Although the US government shutdown, trade tiffs and the growing possibility of a global economic slowdown continue to create a certain level of uncertainty for businesses, for now US major United Airlines and Delta Air Lines are holding a generally positive outlook on demand.
During the last quarter of 2018 when the US stock market was in a period of wild volatility, United posted a 6% increase in domestic unit revenue, which the airline attributed to strong business traffic and robust close-in yields.
Offering some insight into demand trends, United president Scott Kirby recently stated during the first week of 2019 when business customers typically start booking travel, United’s business bookings were up 11% at a slightly higher yield during that time period.
“Business bookings for the first week of the year are reasonably good forward indicator for the health of economy,” Mr Kirby concluded.
The partial US government shutdown in the US now has the distinction of being the longest shutdown in the country’s history, and Delta Air Lines has calculated it could lose roughly USD25 million in revenue in Jan-2019 directly from the shutdown.
But United is not ready to quantify the shutdown’s effects on its business. Mr Kirby acknowledged United has a large exposure in the Washington, DC market. Data from CAPA – Centre for Aviation and OAG shows United’s share of system ASKs at Washington Dulles is 44%.

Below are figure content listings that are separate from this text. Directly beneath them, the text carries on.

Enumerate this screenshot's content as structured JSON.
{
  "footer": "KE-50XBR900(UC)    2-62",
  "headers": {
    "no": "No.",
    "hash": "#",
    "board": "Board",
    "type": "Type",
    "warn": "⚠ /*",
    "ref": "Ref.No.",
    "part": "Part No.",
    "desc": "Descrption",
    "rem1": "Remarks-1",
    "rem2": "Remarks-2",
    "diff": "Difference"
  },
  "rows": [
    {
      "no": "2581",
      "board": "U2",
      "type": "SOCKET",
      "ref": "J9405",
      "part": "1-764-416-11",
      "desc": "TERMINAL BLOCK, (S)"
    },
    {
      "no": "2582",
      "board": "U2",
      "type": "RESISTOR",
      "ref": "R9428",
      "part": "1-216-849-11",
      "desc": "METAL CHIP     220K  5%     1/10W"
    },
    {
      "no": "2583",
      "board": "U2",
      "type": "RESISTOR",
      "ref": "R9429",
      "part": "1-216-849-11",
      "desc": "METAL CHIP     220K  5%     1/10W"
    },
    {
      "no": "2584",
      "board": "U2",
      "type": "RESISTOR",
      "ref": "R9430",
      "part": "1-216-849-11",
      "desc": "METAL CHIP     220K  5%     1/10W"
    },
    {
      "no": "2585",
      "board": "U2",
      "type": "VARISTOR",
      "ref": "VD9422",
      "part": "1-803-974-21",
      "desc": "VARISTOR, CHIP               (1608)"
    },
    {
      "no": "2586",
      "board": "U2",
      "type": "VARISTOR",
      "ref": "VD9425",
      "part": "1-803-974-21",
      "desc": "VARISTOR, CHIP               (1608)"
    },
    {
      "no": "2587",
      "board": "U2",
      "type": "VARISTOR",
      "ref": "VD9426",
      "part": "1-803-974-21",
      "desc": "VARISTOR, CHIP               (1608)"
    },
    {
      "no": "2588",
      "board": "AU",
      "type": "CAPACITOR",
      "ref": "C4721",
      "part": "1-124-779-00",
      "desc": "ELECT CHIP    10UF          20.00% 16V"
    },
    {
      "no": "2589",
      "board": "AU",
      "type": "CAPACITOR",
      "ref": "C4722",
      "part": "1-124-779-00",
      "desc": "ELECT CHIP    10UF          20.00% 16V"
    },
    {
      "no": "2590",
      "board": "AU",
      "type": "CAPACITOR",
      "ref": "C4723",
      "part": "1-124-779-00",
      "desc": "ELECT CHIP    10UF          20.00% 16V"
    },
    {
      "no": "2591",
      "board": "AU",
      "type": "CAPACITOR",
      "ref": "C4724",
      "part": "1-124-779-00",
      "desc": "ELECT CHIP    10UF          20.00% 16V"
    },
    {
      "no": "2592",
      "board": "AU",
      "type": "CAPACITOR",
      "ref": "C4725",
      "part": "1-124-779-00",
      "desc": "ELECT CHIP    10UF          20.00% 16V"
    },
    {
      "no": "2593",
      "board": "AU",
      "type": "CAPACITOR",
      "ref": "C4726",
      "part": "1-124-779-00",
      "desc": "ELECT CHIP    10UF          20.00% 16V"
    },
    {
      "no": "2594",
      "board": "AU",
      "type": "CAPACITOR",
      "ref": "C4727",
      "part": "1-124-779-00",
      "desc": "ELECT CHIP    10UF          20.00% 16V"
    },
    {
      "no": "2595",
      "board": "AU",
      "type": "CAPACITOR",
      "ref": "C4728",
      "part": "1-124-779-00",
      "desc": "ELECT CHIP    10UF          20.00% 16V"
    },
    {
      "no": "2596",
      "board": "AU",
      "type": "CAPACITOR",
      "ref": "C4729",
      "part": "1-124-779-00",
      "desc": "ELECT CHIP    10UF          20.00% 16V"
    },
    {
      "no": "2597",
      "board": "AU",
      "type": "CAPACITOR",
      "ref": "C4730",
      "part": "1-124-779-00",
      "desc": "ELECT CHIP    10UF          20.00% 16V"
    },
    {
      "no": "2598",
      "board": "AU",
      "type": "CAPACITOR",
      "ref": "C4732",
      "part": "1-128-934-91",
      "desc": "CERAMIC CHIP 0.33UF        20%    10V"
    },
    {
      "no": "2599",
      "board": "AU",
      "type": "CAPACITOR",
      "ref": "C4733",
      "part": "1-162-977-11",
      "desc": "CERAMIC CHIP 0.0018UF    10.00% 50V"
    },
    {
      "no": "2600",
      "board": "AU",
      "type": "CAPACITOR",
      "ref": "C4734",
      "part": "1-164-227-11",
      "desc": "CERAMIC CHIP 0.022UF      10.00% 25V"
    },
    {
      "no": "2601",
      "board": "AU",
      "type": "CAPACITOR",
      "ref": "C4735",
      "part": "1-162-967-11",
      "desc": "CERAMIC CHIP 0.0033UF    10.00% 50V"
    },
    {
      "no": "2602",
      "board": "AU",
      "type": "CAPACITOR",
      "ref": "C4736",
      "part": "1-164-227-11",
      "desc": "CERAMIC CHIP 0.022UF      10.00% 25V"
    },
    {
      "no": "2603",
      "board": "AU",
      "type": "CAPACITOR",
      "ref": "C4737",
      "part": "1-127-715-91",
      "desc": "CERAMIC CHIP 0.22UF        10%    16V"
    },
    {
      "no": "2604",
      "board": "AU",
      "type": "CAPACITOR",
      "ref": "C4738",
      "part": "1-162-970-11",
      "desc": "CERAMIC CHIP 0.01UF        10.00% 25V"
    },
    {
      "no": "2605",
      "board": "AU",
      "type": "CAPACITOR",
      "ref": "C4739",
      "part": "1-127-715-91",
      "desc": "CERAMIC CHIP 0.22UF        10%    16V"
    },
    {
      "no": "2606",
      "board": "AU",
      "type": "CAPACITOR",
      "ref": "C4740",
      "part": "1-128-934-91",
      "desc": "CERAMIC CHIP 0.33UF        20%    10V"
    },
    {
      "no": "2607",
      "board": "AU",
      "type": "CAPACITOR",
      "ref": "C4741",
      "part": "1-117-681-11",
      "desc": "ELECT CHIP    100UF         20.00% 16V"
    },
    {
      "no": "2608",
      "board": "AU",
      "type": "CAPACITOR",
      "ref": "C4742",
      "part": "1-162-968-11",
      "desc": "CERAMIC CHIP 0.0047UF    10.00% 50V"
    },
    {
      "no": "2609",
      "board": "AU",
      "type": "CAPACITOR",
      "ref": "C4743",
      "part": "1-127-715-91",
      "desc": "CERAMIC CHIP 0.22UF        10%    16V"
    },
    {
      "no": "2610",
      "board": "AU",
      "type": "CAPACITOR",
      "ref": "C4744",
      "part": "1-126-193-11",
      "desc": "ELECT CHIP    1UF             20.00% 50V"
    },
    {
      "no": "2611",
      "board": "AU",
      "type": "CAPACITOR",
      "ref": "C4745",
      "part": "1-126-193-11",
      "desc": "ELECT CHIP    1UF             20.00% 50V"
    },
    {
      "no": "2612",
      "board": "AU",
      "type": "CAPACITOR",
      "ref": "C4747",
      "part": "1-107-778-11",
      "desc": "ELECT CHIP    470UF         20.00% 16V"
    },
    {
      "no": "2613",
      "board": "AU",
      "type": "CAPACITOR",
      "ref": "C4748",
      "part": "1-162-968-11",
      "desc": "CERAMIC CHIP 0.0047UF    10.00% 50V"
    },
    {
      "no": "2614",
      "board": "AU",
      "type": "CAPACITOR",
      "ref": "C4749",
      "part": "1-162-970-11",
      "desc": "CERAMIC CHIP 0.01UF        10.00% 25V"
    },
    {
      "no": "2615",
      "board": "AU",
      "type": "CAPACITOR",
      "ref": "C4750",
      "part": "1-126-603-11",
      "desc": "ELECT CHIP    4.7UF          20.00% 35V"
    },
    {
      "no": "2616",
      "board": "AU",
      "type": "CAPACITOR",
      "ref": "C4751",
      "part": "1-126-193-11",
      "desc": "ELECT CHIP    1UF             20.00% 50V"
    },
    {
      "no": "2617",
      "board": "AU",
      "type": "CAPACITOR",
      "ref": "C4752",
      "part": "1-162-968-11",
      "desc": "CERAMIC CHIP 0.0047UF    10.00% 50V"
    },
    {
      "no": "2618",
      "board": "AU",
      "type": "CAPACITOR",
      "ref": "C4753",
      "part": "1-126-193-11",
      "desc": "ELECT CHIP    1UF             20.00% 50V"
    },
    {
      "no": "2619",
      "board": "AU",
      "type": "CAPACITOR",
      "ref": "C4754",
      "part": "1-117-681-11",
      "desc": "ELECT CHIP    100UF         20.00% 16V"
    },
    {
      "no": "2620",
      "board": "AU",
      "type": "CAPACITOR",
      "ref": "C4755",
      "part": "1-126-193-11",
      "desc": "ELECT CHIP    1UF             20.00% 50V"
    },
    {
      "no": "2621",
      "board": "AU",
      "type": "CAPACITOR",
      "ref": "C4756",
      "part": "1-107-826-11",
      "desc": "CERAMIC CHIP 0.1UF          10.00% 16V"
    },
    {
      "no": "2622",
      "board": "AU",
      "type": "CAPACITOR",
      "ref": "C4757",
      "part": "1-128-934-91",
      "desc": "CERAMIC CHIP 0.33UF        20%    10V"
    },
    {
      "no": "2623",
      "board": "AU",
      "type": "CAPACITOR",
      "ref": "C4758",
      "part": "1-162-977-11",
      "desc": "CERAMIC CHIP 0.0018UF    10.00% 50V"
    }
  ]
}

CHART – United Airlines is the largest operator at Washington Dulles International AirportSource: CAPA – Centre for Aviation and OAG
“It’s hard for us to know what the impact is right now or what it’s going to be. We also don’t know how long it’s going to go,” Mr Kirby stated. “…maybe after the quarter when it’s all over, we’ll try to look back and see what the impact was. But right now we’re not going try to pin a number on it”.
Recently, Delta executives explained that in the company’s most recent survey of travel managers, 90% expect to maintain or increase travel spend in 2019, which is a two point improvement from the last survey the airline conducted a year ago.
“For January, on-hand corporate bookings are already up 7% year over year, with both fares and passenger volumes continuing to improve,” said Delta president Glen Hauenstein. Domestic capacity growth for the industry and for Delta is moderating compared to 2018, and Delta is seeing improved competitive outlooks at its hubs.
Delta has attempted to offer some quantitative effects from the government shutdown, noting it would result in roughly USD25 million in lost revenue for Jan-2019. It is not clear how much the shutdown will affect Delta’s 1Q2019 revenues given uncertainty over the shutdown’s duration.
Obviously another big headline for Delta from the shutdown is the delay of service entry for its Airbus A220 aircraft and its A330neo widebodies.
“With non-essential work at the FAA shutdown, our Airbus A220 start date is likely to be pushed back due to delays in the certification process,” said Delta chief operating officer Gi West. “This is also hampering our ability to put seven other new aircraft deliveries into service, but it’s our customers who are seeing the biggest impact with longer lines at airport security.”